A memory! My memory, like a bigarreau, has lost its stalk. One moment if you please!
There was just enough light. There, on the hat-stand, was the body that contained it, had kept it until now.
‘Put this on if you would.’
She draped the night-blue shawl over her shoulders. Positioned her arms as if holding and protecting it. Behind her, the trapped storm gathered momentum.
‘Every day?’
‘I used to. Almost every day.’
He sits on the terrace of the Dársena Café. Looks at the camera. Can’t bear the camera’s look because it tells him the truth. Is aware the best photographs were its decision. To hear it better, he has to take it in his hands and look through the viewfinder. He seems to be taking photos of boats, but he isn’t. He’s listening to the camera. To see what it has to say.
‘How could you let go of those photos?’
‘Don’t start that again. What was I supposed to do?’
‘Photos of dead friends. You had to protect that film like a roadside shrine.’
‘You know what happened. They were after the other photos, but they were all mixed up. The photos of friends the day we went to Ara Solis together with the photos of burning books. They were on the same film. Too much pressure. Having them was like putting a bullet in your head.’

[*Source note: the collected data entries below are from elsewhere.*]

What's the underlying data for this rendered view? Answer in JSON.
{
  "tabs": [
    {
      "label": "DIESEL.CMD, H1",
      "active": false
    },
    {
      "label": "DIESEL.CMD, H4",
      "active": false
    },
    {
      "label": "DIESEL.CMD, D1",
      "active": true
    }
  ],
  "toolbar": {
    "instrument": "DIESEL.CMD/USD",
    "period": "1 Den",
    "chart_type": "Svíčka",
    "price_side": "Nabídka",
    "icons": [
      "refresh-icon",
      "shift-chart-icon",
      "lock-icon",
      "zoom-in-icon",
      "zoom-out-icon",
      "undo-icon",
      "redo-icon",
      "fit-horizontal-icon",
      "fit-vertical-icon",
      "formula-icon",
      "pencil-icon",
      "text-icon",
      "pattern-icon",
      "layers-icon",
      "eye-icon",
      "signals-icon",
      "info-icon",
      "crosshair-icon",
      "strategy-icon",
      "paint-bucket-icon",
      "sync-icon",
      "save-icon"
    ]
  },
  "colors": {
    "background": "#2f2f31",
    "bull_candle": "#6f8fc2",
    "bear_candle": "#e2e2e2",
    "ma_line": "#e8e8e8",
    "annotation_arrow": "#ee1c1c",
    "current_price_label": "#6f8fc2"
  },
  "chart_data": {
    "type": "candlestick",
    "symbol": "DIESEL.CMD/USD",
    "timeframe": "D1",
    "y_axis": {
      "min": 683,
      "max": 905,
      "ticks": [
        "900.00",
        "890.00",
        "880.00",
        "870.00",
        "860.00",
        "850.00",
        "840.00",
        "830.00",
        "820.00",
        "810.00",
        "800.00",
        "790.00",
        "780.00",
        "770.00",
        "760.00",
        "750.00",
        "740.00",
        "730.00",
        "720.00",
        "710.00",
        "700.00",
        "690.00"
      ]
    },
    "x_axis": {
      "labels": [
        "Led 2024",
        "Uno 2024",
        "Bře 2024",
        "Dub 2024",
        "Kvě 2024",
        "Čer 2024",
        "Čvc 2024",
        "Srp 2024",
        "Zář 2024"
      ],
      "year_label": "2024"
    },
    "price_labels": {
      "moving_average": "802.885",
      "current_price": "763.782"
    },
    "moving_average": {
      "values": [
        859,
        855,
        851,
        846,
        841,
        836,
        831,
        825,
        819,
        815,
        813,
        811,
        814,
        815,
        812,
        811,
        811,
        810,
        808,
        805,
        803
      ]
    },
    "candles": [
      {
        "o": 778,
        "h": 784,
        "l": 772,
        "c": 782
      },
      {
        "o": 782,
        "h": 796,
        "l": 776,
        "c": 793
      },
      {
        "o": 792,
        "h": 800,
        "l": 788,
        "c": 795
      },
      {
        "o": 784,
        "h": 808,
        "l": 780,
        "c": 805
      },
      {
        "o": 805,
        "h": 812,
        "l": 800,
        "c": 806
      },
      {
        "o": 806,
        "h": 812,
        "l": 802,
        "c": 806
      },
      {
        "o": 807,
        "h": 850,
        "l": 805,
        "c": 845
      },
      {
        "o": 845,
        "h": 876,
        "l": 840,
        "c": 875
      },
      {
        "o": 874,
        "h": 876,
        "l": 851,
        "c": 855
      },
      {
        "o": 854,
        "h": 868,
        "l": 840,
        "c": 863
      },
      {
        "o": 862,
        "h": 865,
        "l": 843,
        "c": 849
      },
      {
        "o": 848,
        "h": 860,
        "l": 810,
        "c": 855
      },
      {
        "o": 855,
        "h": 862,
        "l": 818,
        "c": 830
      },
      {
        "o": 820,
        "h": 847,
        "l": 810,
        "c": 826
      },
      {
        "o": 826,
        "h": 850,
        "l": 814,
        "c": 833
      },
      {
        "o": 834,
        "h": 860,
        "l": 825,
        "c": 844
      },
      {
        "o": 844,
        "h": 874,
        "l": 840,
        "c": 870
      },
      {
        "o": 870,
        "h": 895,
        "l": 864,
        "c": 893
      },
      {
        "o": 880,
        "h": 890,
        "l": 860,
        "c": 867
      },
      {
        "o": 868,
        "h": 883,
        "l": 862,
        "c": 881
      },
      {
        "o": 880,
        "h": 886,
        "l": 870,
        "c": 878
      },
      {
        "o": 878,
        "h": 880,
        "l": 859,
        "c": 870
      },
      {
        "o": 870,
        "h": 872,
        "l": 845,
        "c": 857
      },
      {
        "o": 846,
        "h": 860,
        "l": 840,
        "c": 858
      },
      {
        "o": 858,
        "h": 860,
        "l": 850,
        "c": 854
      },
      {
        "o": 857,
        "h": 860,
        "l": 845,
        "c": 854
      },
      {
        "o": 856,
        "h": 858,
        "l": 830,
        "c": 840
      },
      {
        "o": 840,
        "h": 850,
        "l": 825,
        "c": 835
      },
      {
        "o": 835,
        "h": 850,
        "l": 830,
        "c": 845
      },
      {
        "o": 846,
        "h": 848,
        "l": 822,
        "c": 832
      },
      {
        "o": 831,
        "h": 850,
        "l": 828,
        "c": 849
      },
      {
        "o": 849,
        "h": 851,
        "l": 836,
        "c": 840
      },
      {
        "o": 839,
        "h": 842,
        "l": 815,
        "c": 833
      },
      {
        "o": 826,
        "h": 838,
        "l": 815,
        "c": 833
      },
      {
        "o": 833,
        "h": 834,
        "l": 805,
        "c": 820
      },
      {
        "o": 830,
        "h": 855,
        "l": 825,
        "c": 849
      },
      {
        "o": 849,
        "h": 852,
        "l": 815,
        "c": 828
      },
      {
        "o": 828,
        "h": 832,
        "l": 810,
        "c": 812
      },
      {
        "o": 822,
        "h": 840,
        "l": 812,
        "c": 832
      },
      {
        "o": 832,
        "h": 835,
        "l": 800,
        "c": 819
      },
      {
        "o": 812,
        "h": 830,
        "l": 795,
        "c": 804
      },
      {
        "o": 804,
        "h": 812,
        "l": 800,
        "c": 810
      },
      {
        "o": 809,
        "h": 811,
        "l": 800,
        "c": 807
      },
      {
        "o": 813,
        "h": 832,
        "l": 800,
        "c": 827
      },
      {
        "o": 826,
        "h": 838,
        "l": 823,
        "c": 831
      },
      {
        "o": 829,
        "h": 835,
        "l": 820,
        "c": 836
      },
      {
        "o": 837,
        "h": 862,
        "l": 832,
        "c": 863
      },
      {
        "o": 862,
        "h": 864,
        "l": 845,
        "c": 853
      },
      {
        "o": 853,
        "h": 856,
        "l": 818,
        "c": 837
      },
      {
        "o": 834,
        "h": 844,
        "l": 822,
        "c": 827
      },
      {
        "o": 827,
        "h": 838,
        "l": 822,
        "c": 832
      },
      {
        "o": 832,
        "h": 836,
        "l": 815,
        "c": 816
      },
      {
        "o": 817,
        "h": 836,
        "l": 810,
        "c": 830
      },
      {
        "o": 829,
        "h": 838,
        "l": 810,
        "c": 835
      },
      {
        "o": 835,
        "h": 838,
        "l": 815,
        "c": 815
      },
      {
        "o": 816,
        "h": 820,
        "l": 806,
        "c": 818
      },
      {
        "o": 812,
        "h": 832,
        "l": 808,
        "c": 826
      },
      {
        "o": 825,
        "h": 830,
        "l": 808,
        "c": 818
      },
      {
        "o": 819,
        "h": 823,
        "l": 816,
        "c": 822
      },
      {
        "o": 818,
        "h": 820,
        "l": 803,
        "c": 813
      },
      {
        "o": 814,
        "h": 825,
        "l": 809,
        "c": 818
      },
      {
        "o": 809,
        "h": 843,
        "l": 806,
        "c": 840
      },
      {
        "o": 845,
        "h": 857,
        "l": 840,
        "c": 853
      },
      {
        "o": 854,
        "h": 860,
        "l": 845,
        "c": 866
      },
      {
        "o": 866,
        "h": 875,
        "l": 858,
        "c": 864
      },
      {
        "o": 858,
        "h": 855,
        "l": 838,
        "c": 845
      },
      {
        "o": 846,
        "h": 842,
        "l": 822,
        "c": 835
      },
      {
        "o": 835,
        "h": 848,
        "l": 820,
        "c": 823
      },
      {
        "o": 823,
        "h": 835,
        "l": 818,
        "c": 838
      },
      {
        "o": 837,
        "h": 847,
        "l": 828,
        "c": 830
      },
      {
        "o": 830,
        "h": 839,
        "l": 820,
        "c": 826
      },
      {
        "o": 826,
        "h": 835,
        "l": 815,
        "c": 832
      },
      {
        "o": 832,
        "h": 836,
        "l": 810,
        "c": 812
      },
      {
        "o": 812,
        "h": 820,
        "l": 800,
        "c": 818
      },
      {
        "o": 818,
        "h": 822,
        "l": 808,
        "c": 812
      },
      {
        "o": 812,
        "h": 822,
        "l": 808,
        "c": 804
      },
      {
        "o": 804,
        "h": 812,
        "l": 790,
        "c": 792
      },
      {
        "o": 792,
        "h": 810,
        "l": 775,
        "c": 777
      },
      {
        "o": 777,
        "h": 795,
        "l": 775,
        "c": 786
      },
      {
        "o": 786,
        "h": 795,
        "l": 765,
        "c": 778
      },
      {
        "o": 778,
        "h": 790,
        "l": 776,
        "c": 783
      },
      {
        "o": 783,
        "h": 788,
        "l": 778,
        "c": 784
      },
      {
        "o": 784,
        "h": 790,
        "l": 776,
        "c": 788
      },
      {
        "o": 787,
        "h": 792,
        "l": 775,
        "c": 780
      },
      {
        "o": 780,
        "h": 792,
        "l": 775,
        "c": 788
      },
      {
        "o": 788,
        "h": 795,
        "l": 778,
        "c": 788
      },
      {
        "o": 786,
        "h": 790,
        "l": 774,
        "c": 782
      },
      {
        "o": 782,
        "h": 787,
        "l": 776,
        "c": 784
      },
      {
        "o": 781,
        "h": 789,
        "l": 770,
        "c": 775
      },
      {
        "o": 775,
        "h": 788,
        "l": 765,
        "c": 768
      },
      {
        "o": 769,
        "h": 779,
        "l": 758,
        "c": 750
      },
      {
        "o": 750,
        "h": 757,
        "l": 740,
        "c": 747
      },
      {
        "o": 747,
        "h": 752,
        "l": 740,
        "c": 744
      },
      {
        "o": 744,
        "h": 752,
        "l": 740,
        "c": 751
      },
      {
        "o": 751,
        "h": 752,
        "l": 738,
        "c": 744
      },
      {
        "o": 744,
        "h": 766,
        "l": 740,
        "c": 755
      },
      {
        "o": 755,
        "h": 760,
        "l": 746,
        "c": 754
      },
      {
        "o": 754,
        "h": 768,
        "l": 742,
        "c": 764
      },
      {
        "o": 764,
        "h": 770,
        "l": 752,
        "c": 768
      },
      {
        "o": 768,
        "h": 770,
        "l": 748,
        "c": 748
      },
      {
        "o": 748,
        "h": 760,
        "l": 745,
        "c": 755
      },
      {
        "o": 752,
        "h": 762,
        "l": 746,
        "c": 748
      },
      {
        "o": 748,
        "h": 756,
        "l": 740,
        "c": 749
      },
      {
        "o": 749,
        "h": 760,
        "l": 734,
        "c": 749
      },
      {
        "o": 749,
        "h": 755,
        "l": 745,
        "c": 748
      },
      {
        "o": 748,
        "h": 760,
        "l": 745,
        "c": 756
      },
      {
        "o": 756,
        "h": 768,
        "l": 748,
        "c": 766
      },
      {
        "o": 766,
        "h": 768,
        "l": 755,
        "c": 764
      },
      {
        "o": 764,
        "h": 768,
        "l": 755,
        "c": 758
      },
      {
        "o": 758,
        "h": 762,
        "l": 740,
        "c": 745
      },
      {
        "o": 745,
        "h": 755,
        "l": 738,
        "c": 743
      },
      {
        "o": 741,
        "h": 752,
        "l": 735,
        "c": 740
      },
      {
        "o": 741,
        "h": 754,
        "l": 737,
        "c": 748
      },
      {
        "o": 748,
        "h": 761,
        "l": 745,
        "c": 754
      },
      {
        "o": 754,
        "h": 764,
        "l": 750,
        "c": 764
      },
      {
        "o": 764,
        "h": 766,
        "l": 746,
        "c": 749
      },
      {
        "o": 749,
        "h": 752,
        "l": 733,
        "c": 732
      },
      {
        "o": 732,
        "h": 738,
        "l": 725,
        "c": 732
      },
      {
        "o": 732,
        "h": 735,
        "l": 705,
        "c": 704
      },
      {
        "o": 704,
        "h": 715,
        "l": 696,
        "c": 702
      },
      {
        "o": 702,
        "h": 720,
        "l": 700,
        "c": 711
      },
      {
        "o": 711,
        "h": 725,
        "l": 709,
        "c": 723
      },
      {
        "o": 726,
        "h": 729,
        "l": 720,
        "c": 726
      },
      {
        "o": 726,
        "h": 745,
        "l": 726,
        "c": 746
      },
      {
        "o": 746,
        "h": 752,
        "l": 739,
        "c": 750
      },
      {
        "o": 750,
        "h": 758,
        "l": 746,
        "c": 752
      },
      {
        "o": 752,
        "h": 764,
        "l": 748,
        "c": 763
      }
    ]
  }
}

His eyes are on the glass. He sees the puppet’s reflection.
‘Shall I tell you a joke, sir?’
‘No.’
He was about to say he didn’t like jokes or jokers. I despise jokers even more than jokes. He kept quiet. He could have spoken, but he’d renounced the art of conversation. It didn’t seem reasonable to have to explain himself to a puppet. On the other hand, he didn’t have the energy to lift his head and observe the puppeteer. If he had to speak, he preferred to speak to the puppet.